Argentina quer renegociar dívida até março

Com um prazo considerado apertado e pouco realista por analistas, o governo argentino apresentará a oferta de reestruturação da dívida pública no início de março e pretende concluir as negociações até o final do mesmo mês, segundo cronograma divulgado ontem pelo Ministério de Economia.

 `É muito ambicioso e de difícil cumprimento, partindo de uma suposição de que tudo irá bem do início ao fim`, disse o economista Miguel Kiguel, diretor da consultoria Econviews. Ele diz que em negociações de reestruturação de dívida sempre surgem obstáculos.

 Para Kiguel, a equipe econômica sabe que é difícil cumprir esse prazo, mas de alguma forma tinha de mostrar que colocou em andamento um cronograma. `Se conseguir concluir em algum momento do segundo trimestre, estará bem`, afirmou, completando que é comum essa estratégia dos governos de gerar uma expectativa positiva de que o processo vai funcionar.

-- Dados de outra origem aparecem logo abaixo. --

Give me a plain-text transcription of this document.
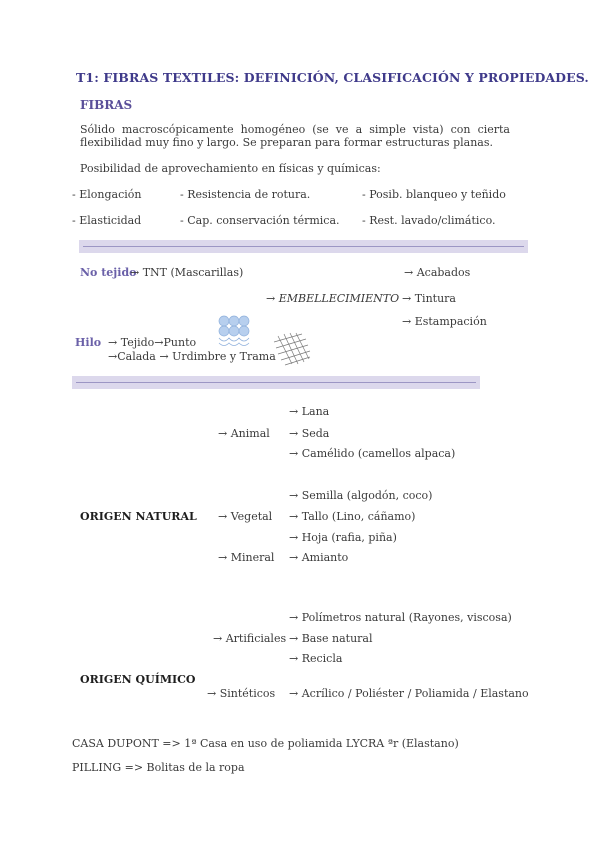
T1: FIBRAS TEXTILES: DEFINICIÓN, CLASIFICACIÓN Y PROPIEDADES.
FIBRAS
Sólido macroscópicamente homogéneo (se ve a simple vista) con cierta flexibilidad muy fino y largo. Se preparan para formar estructuras planas.
Posibilidad de aprovechamiento en físicas y químicas:
- Elongación	- Resistencia de rotura.	- Posib. blanqueo y teñido
- Elasticidad	- Cap. conservación térmica. - Rest. lavado/climático.
No tejido
→ TNT (Mascarillas)	→ Acabados
→ EMBELLECIMIENTO → Tintura
→ Estampación
Hilo → Tejido→Punto
→Calada → Urdimbre y Trama
→ Lana
→ Animal → Seda
→ Camélido (camellos alpaca)
→ Semilla (algodón, coco)
ORIGEN NATURAL → Vegetal → Tallo (Lino, cáñamo)
→ Hoja (rafia, piña)
→ Mineral → Amianto
→ Polímetros natural (Rayones, viscosa)
→ Artificiales → Base natural
→ Recicla
ORIGEN QUÍMICO
→ Sintéticos → Acrílico / Poliéster / Poliamida / Elastano
CASA DUPONT => 1ª Casa en uso de poliamida LYCRA ªr (Elastano)
PILLING => Bolitas de la ropa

Gabriel Zelpo, economista chefe da consultoria Seido, chamou o cronograma de boa notícia. `O importante é que há um roteiro, já que havia dúvida sobre isso`, disse. Ele também acha que os prazos não são realistas. `Com sorte, chegarão a uma negociação com êxito no segundo semestre deste ano.

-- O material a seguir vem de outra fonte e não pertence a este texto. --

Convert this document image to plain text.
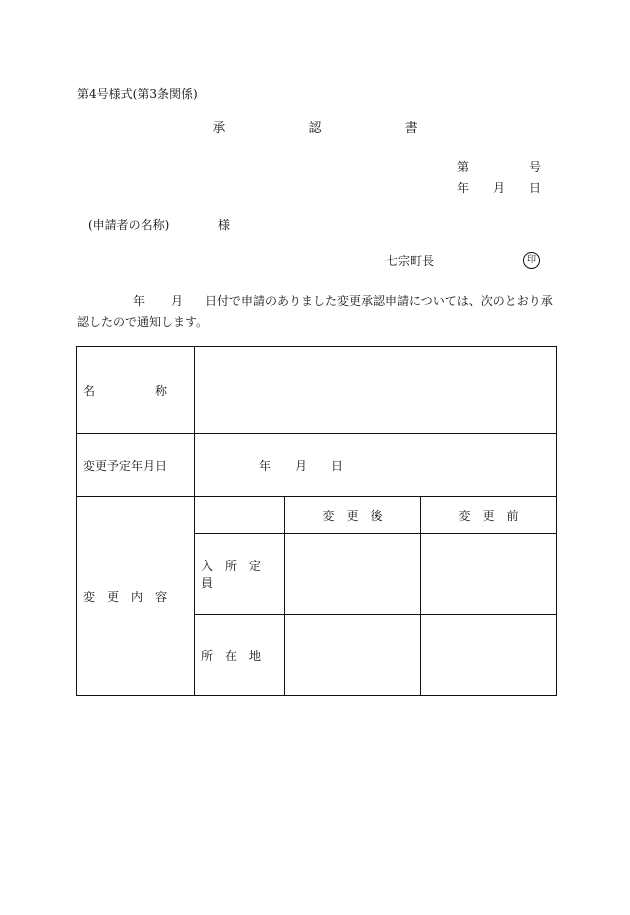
第4号様式(第3条関係)
承	認	書
第	号
年 月 日
(申請者の名称)	様
七宗町長	印
年 月 日付で申請のありました変更承認申請については、次のとおり承認したので通知します。
名　　　　　称			

変更予定年月日	年 月 日		

変　更　内　容		変　更　後	変　更　前

	入　所　定　員		

	所　在　地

` 0 cronograma prevê na próxima semana uma reunião do ministro da Economia, Martin Guzmán, com a diretora gerente do Fundo Monetário Internacional (FMI), Kristalina Georgieva, em Roma, e a chegada a Buenos Aires no dia 12 da missão técnica do Fundo para renegociar o acordo de US$ 57 bilhões, dos quais US$ 46 bilhões já foram liberados para o país.

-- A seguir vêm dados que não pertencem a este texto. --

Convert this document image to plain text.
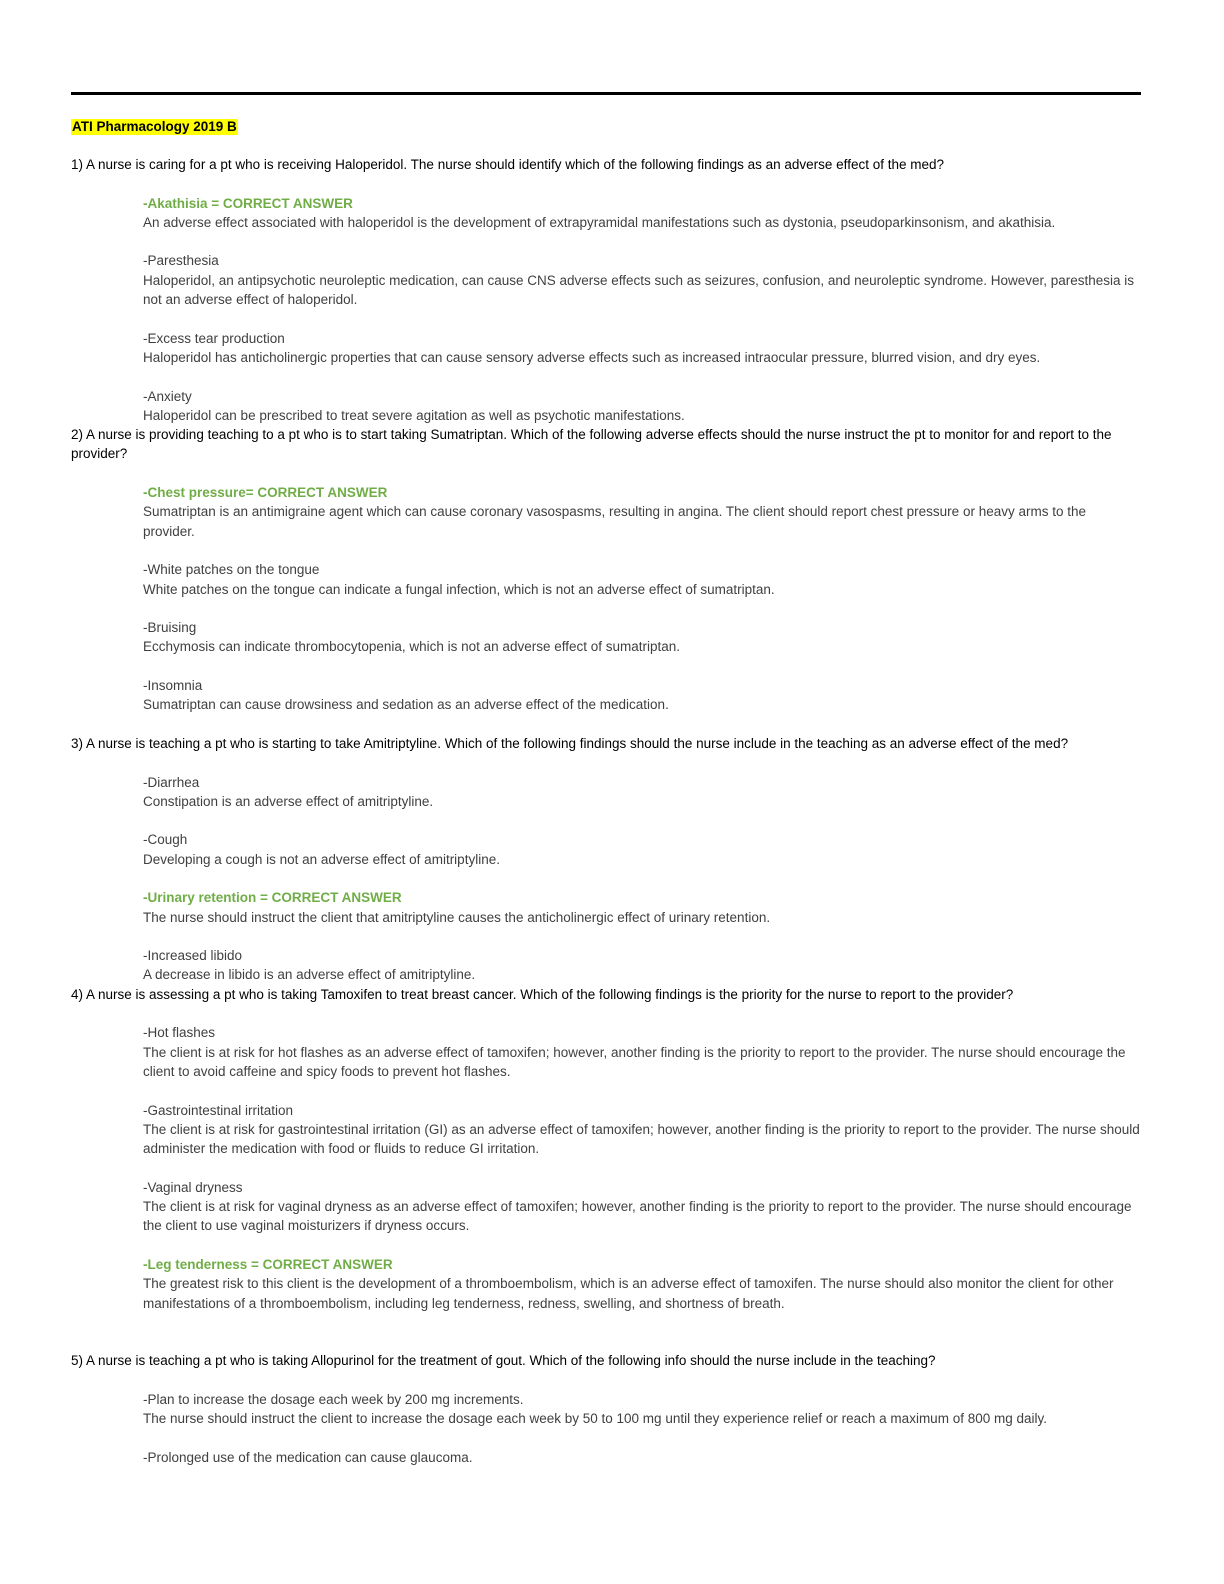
ATI Pharmacology 2019 B

1) A nurse is caring for a pt who is receiving Haloperidol. The nurse should identify which of the following findings as an adverse effect of the med?

-Akathisia = CORRECT ANSWER
An adverse effect associated with haloperidol is the development of extrapyramidal manifestations such as dystonia, pseudoparkinsonism, and akathisia.
-Paresthesia
Haloperidol, an antipsychotic neuroleptic medication, can cause CNS adverse effects such as seizures, confusion, and neuroleptic syndrome. However, paresthesia is not an adverse effect of haloperidol.
-Excess tear production
Haloperidol has anticholinergic properties that can cause sensory adverse effects such as increased intraocular pressure, blurred vision, and dry eyes.
-Anxiety
Haloperidol can be prescribed to treat severe agitation as well as psychotic manifestations.

2) A nurse is providing teaching to a pt who is to start taking Sumatriptan. Which of the following adverse effects should the nurse instruct the pt to monitor for and report to the provider?

-Chest pressure= CORRECT ANSWER
Sumatriptan is an antimigraine agent which can cause coronary vasospasms, resulting in angina. The client should report chest pressure or heavy arms to the provider.
-White patches on the tongue
White patches on the tongue can indicate a fungal infection, which is not an adverse effect of sumatriptan.
-Bruising
Ecchymosis can indicate thrombocytopenia, which is not an adverse effect of sumatriptan.
-Insomnia
Sumatriptan can cause drowsiness and sedation as an adverse effect of the medication.

3) A nurse is teaching a pt who is starting to take Amitriptyline. Which of the following findings should the nurse include in the teaching as an adverse effect of the med?

-Diarrhea
Constipation is an adverse effect of amitriptyline.
-Cough
Developing a cough is not an adverse effect of amitriptyline.
-Urinary retention = CORRECT ANSWER
The nurse should instruct the client that amitriptyline causes the anticholinergic effect of urinary retention.
-Increased libido
A decrease in libido is an adverse effect of amitriptyline.

4) A nurse is assessing a pt who is taking Tamoxifen to treat breast cancer. Which of the following findings is the priority for the nurse to report to the provider?

-Hot flashes
The client is at risk for hot flashes as an adverse effect of tamoxifen; however, another finding is the priority to report to the provider. The nurse should encourage the client to avoid caffeine and spicy foods to prevent hot flashes.
-Gastrointestinal irritation
The client is at risk for gastrointestinal irritation (GI) as an adverse effect of tamoxifen; however, another finding is the priority to report to the provider. The nurse should administer the medication with food or fluids to reduce GI irritation.
-Vaginal dryness
The client is at risk for vaginal dryness as an adverse effect of tamoxifen; however, another finding is the priority to report to the provider. The nurse should encourage the client to use vaginal moisturizers if dryness occurs.
-Leg tenderness = CORRECT ANSWER
The greatest risk to this client is the development of a thromboembolism, which is an adverse effect of tamoxifen. The nurse should also monitor the client for other manifestations of a thromboembolism, including leg tenderness, redness, swelling, and shortness of breath.

5) A nurse is teaching a pt who is taking Allopurinol for the treatment of gout. Which of the following info should the nurse include in the teaching?

-Plan to increase the dosage each week by 200 mg increments.
The nurse should instruct the client to increase the dosage each week by 50 to 100 mg until they experience relief or reach a maximum of 800 mg daily.
-Prolonged use of the medication can cause glaucoma.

 Na segunda quinzena de fevereiro, Guzmán terá 10 dias de reuniões com credores e vai selecionar já os agentes financeiros para a reestruturação. Logo depois do lançamento da oferta, haverá apresentações informativas, os `road shows`, durante os 15 dias seguintes.

Como parte da bateria de medidas econômicas para combater a inflação, o governo argentino também decidiu manter o congelamento dos preços dos combustíveis até 29 de fevereiro. A atualização desses valores foi postergada pela segunda vez, depoisde 10reajustesem2019,que acumularam alta de 41,8%, ante a variação anual do índice de Preços ao Consumidor (IPC) 53,8%.

Além disso, o Banco Central baixou a taxa de referência de 50% a 48% para reativar a economia. Esta taxa é usada para o retorno das Letras de Liquidez (Leliq).